シームレスなLGBTや障害者

LGBTや障害者の話になると、口を閉ざし気味になる人は多いと思います。変な発言をして相手を傷つけたり、また別の人から非難を受けたりすることはなるべく避けたいためでしょう。

最近のドラマで「恋です!〜ヤンキー君と白杖ガール〜」がとっても面白かったのでした。このドラマの中の1つのフレーズがとても印象的でした。「ユキコさんは普通の世界の人ですから、、、」

そもそも人はとってもアナログ的なもので、白黒がはっきりしているものではないと思います。だって、大きい人・小さい人、明るい人・暗い人、足の早い人・遅い人なんて明確な区別はつきません。「大きい人・小さい人」を例にとっても、「大きい人〜やや大きい人〜普通の人〜やや小さい人〜小さい人」とさらにその間にもたくさんの人いてシームレスでつながっています。

これと同じで、LGBTや障害者ももちろん、その人たちは千差万別でいろいろな人たちがシームレスでいると思います。だから、そもそも明確に「LGBT」、「障害者」と言うことはできないはずなのです。

私だって身長が193cmあって、いろいろと不便をしています。飛行機のエコノミークラスでは脚が入らないので、ある工夫で乗り切っています。たぶん、前の席の人がシートを勢いよく倒したら膝が骨折すると思っています。毎回、非常口の席をお願いしていますが、あそこは予約ができないので、混んでいれば当日に移動できないことも多々あります。でも、最近はLCCでなければシートの前後間が広くなったのです。嬉しいですね。

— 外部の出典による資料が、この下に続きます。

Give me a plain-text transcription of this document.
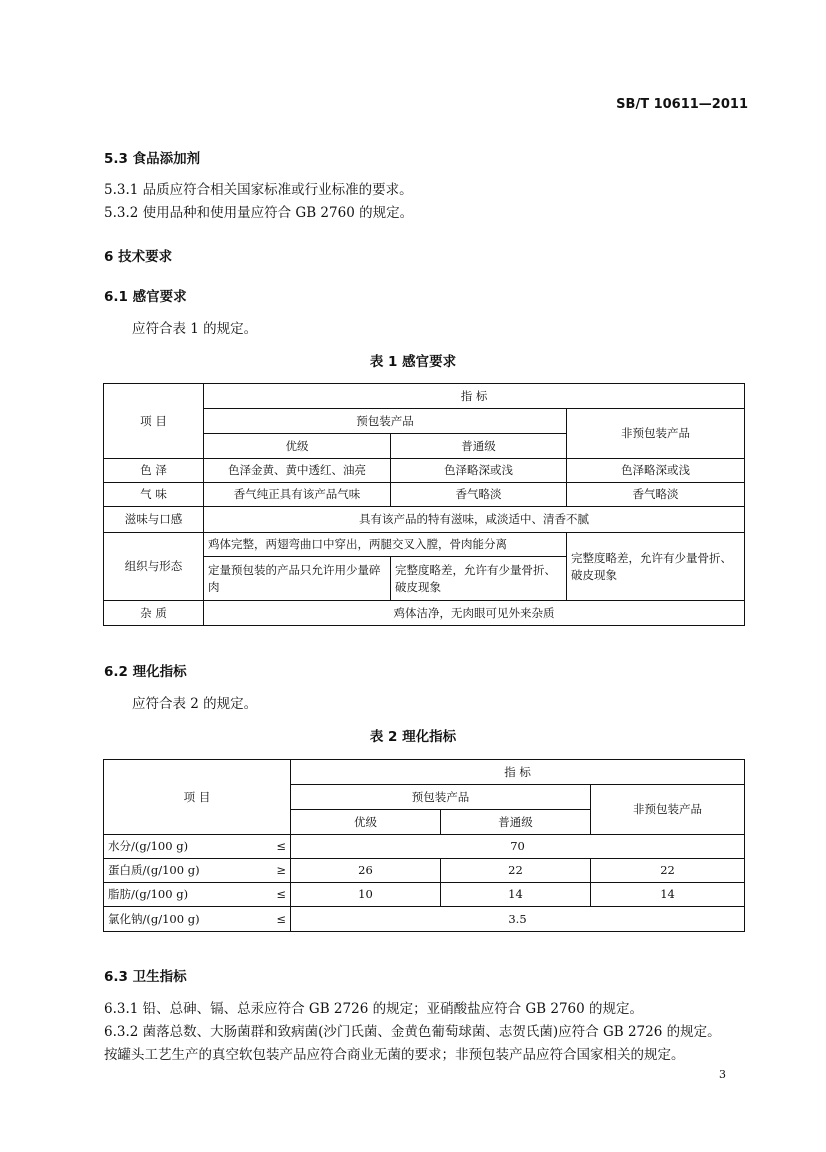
SB/T 10611—2011
5.3 食品添加剂
5.3.1 品质应符合相关国家标准或行业标准的要求。
5.3.2 使用品种和使用量应符合 GB 2760 的规定。
6 技术要求
6.1 感官要求
应符合表 1 的规定。
表 1 感官要求
项 目	指 标		
	预包装产品		非预包装产品
	优级	普通级	
色 泽	色泽金黄、黄中透红、油亮	色泽略深或浅	色泽略深或浅
气 味	香气纯正具有该产品气味	香气略淡	香气略淡
滋味与口感	具有该产品的特有滋味，咸淡适中、清香不腻		
组织与形态	鸡体完整，两翅弯曲口中穿出，两腿交叉入膛，骨肉能分离		完整度略差，允许有少量骨折、破皮现象
	定量预包装的产品只允许用少量碎肉	完整度略差，允许有少量骨折、破皮现象	
杂 质	鸡体洁净，无肉眼可见外来杂质		
6.2 理化指标
应符合表 2 的规定。
表 2 理化指标
项 目	指 标		
	预包装产品		非预包装产品
	优级	普通级	
水分/(g/100 g) ≤	70		
蛋白质/(g/100 g) ≥	26	22	22
脂肪/(g/100 g) ≤	10	14	14
氯化钠/(g/100 g) ≤	3.5		
6.3 卫生指标
6.3.1 铅、总砷、镉、总汞应符合 GB 2726 的规定；亚硝酸盐应符合 GB 2760 的规定。
6.3.2 菌落总数、大肠菌群和致病菌(沙门氏菌、金黄色葡萄球菌、志贺氏菌)应符合 GB 2726 的规定。
按罐头工艺生产的真空软包装产品应符合商业无菌的要求；非预包装产品应符合国家相关的规定。
3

もちろん、服の袖丈やズボンの丈も既成服はないので、作るか海外旅行のときに買ってくるしかありません。靴も同じです。それでも、たいていは高級ブランドしか用意はされていないので、いつも高級品を買っています。とてもお金がかかります。車も乗れない車種があります。もし、私が2m大きく超えてくると障害者となるのではないでしょうか?

街にある、階段やエスカレーター、公共の椅子や机、歩道、信号機などのインフラはもちろん税金で作られていたり、民間のものはその企業の費用で作られたりしています。でも、そのお金には制限があり、どんな人にも対応できるようにすることは困難です。最近は、なるべく多くの人が使用できるように国も推進していますが、もちろん限界はあります。そのインフラ整備の限界を超える対応が必要な人が障害者とか言われているのですね。

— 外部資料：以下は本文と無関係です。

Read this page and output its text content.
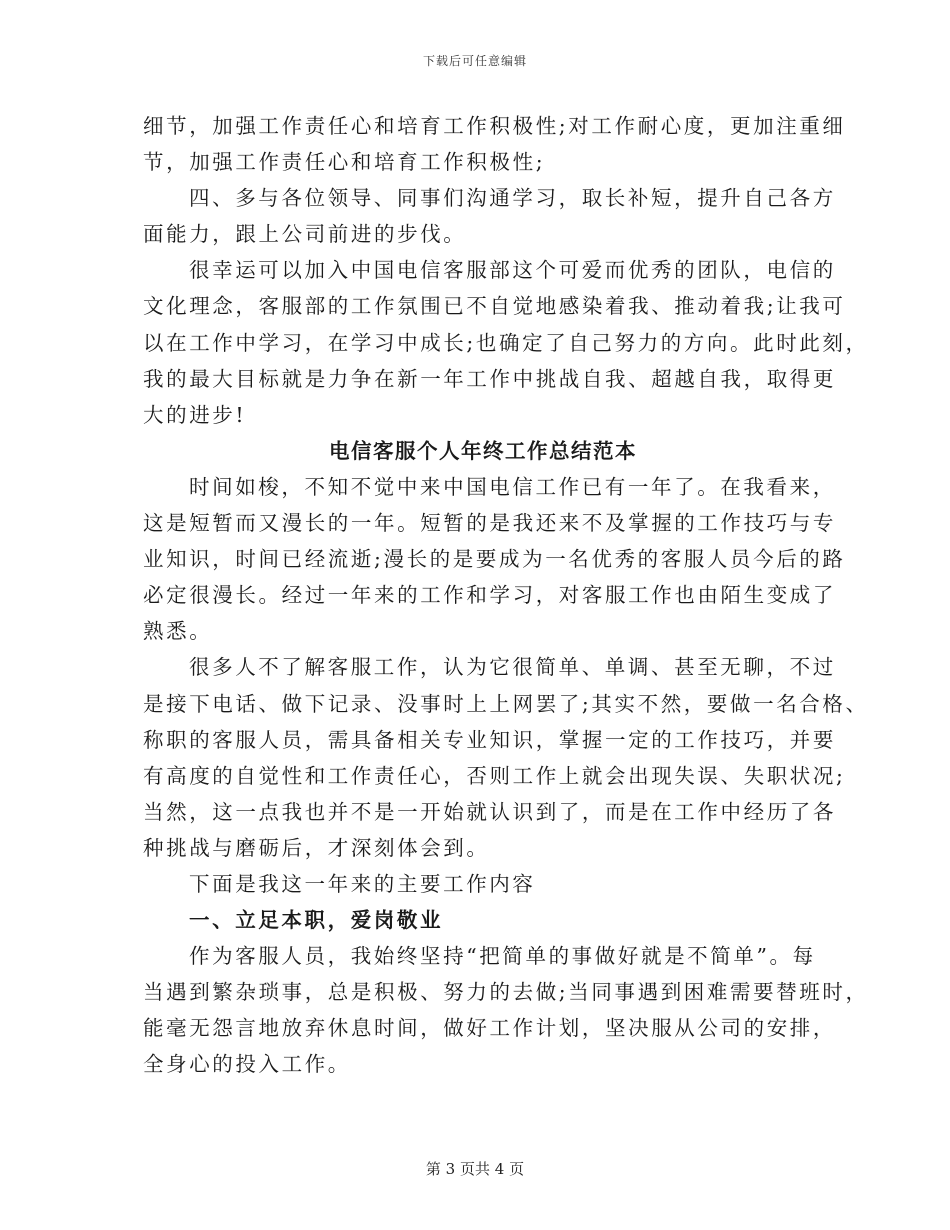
下载后可任意编辑
细节，加强工作责任心和培育工作积极性;对工作耐心度，更加注重细
节，加强工作责任心和培育工作积极性;
四、多与各位领导、同事们沟通学习，取长补短，提升自己各方
面能力，跟上公司前进的步伐。
很幸运可以加入中国电信客服部这个可爱而优秀的团队，电信的
文化理念，客服部的工作氛围已不自觉地感染着我、推动着我;让我可
以在工作中学习，在学习中成长;也确定了自己努力的方向。此时此刻，
我的最大目标就是力争在新一年工作中挑战自我、超越自我，取得更
大的进步!
电信客服个人年终工作总结范本
时间如梭，不知不觉中来中国电信工作已有一年了。在我看来，
这是短暂而又漫长的一年。短暂的是我还来不及掌握的工作技巧与专
业知识，时间已经流逝;漫长的是要成为一名优秀的客服人员今后的路
必定很漫长。经过一年来的工作和学习，对客服工作也由陌生变成了
熟悉。
很多人不了解客服工作，认为它很简单、单调、甚至无聊，不过
是接下电话、做下记录、没事时上上网罢了;其实不然，要做一名合格、
称职的客服人员，需具备相关专业知识，掌握一定的工作技巧，并要
有高度的自觉性和工作责任心，否则工作上就会出现失误、失职状况;
当然，这一点我也并不是一开始就认识到了，而是在工作中经历了各
种挑战与磨砺后，才深刻体会到。
下面是我这一年来的主要工作内容
一、立足本职，爱岗敬业
作为客服人员，我始终坚持“把简单的事做好就是不简单”。每
当遇到繁杂琐事，总是积极、努力的去做;当同事遇到困难需要替班时，
能毫无怨言地放弃休息时间，做好工作计划，坚决服从公司的安排，
全身心的投入工作。
第 3 页共 4 页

でも、それは、インフラ対応の限界が決めているものであって、本人の問題ではないのです。また、国からの手当てももらうためには「障害者」という認定が必要だからそのように呼ばれていますが、これもルールの対応上で決めている言葉であって、本人の問題ではないのです。

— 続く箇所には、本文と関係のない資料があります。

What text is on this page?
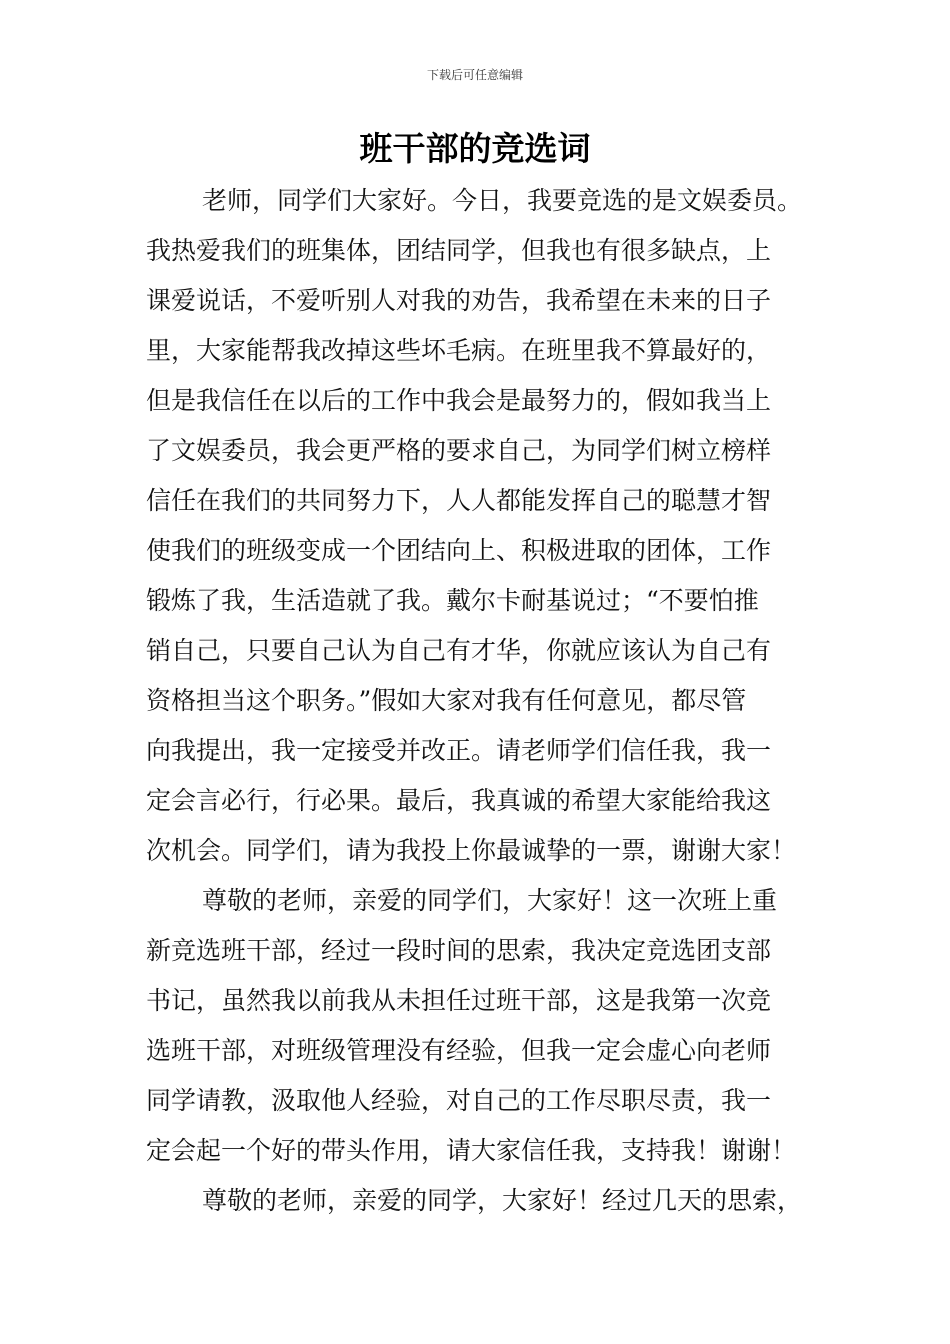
下载后可任意编辑
班干部的竞选词
老师，同学们大家好。今日，我要竞选的是文娱委员。
我热爱我们的班集体，团结同学，但我也有很多缺点，上
课爱说话，不爱听别人对我的劝告，我希望在未来的日子
里，大家能帮我改掉这些坏毛病。在班里我不算最好的，
但是我信任在以后的工作中我会是最努力的，假如我当上
了文娱委员，我会更严格的要求自己，为同学们树立榜样
信任在我们的共同努力下，人人都能发挥自己的聪慧才智
使我们的班级变成一个团结向上、积极进取的团体，工作
锻炼了我，生活造就了我。戴尔卡耐基说过；“不要怕推
销自己，只要自己认为自己有才华，你就应该认为自己有
资格担当这个职务。”假如大家对我有任何意见，都尽管
向我提出，我一定接受并改正。请老师学们信任我，我一
定会言必行，行必果。最后，我真诚的希望大家能给我这
次机会。同学们，请为我投上你最诚挚的一票，谢谢大家！
尊敬的老师，亲爱的同学们，大家好！这一次班上重
新竞选班干部，经过一段时间的思索，我决定竞选团支部
书记，虽然我以前我从未担任过班干部，这是我第一次竞
选班干部，对班级管理没有经验，但我一定会虚心向老师
同学请教，汲取他人经验，对自己的工作尽职尽责，我一
定会起一个好的带头作用，请大家信任我，支持我！谢谢！
尊敬的老师，亲爱的同学，大家好！经过几天的思索，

だから、誰もが普通の人であって、便宜上「障害者」という言葉を使っているだけなのです。「LGBT」も同じく、普通の人と何にも変わらないのです。

だから、「LGBT」、「障害者」を隠す必要もないし、周りもあえて口を閉ざす必要なないと思います。よく大人が障害者を見つけた子供に向かって「しっ、余計こと言わないの!」と言う場面を見かけることありますが、それは、親が子供に余計なことを言っているのです。ちなみに私の193cmは、すごく珍しいとは思っていませんが、かなりじろじろ見られます。

発言に注意しなければならないことは、このシームレスな状態に白黒をはっきりさせるような発言をすることなのです。

分かりやすいことでは、芸能レポーターが「それは、恋人関係と言って良いですね!」とか、コロナ報道のテレビで「これは第6波が来ていると言って良いですね!」とか言うことです。恋人関係や第6波って一体どういう状態になったらそういえるの、と考えたらそこには明確な境界線はなくシームレスでとても曖昧なものです。大切なのは今の状態がどうあるかで、白黒つけて一つの枠の中に入れることではないと思います。「恋人関係」は、例えばお食事していた写真がスクープされたのならそれは「お食事した関係」であり、「第6波」は、例えば感染者数が100人から150人に増えたなら、「100人から150人に増えた」という事実を捉えれば良いのです。

白黒はっきりさせた方が、報道では視聴者に響きやすいので、それも仕方ないかなとも思いますが、ちょっと白黒はっきりさせ過ぎと思う面もあります。 人間にはそもそも普通や特別の境界線なんていなく、皆シームレスにつながっています。それに対して人が持っている特徴を本人も周りの人もあえて隠す必要はないし、周りの人も白黒をつけた差別的な言い回しで境界線を作ることは、現実世界に則していないのでやめた方が良いでしょう。

今回のコラムで私の言いたかったことと簡単にまとめると、次のようなことです。「あの人は障害者だ」のような、境界線を作る差別的な発言は良くありません。ただし、人の特徴である「あの人は、人がぼんやりと見えるけど、誰かの顔かは分からないです」は良いということです。ここら辺がごっちゃになっている人もいるので、このコラムでお伝えしました。